Americans Less Likely to Care a 'Great Deal' About Environmental Threats

One trend that hasn’t changed is declining concern about the environment among Republicans.

A monarch Butterfly waits for the sun on a tuft of moss on rock at the Sierra Chincua Butterfly Sanctuary near Angangueo in the state of Michoacan, Mexico, on Saturday, Jan. 17, 2015.

Photographer: Susana Gonzalez/Bloomberg

Americans' concerns over environmental issues including air and water pollution, plant and animal extinction, and rainforest loss has crept downward since last year, according to a new poll. 

Gallup measured how many Americans care “a great deal” about those issues and found a drop of five to eight percentage points, the polling organization said Wednesday. That came after an uptick from 2013 to 2014.

“Last year’s increased worry proved temporary, rather than the start of a trend toward renewed concern about environmental problems,” Gallup’s Jeffrey M. Jones wrote.

Gallup surveyed 1,025 adults over the phone from March 5-8, and has a margin of error of plus or minus four percentage points. Concern over “global warming or climate change” dropped two percentage points over the past year to 32 percent, according to the poll.

One trend that hasn’t changed is declining concern about the environment in the GOP. Between 2000 and 2015, the number of Republicans who said they worried a great deal about drinking water and air pollution dropped 21 percentage points and 28 percentage points, respectively. Concern about climate change among Republicans dropped 16 percentage points during that time. It rose four percentage points among Democrats.


The poll results come as the environmental movement shifts its focus from more immediate concerns like water pollution to long-term risks like climate change. But despite increased media coverage over the last several years, concern for climate change remains nearly identical to the poll’s March 2013 and 2014 results—32 percent of Americans say they care a great deal about it, and another 23 percent say they care a fair amount.
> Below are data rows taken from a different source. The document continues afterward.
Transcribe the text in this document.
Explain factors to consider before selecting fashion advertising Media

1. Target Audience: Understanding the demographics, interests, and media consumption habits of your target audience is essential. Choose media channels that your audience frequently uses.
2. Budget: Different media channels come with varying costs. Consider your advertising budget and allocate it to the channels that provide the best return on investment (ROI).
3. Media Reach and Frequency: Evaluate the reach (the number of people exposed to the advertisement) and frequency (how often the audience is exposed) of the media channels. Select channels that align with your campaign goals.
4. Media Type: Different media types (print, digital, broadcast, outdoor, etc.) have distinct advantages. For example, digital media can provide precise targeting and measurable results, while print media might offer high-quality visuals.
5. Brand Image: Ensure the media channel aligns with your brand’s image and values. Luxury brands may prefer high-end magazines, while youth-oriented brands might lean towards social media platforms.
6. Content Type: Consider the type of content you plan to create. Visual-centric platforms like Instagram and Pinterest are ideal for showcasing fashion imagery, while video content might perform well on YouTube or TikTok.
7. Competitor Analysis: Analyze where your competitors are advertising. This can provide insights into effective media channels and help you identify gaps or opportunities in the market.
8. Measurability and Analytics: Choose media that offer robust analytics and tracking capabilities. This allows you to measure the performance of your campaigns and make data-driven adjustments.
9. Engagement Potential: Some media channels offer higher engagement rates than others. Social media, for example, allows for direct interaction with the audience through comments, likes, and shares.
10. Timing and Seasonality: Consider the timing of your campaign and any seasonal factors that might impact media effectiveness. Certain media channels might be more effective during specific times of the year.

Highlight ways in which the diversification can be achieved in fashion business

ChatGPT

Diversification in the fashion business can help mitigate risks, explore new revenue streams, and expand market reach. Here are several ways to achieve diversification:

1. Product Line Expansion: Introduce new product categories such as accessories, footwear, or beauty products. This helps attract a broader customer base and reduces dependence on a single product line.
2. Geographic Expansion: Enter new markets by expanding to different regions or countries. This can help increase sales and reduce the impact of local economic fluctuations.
At the same time, it’s worth paying attention to what questions a poll is asking. A January 2015 Pew Research poll 1 Pew interviewed 1,504 people over the phone from Jan. 7-11, 2015. the survey has a margin of error of plus or minus 2.9 percentage points.  asked what issues should be a top priority for President Obama in 2015. Thirty-eight percent of Americans said global warming, a rise of nine percentage points from the previous year. By that measure, concern over climate change is still on the rise.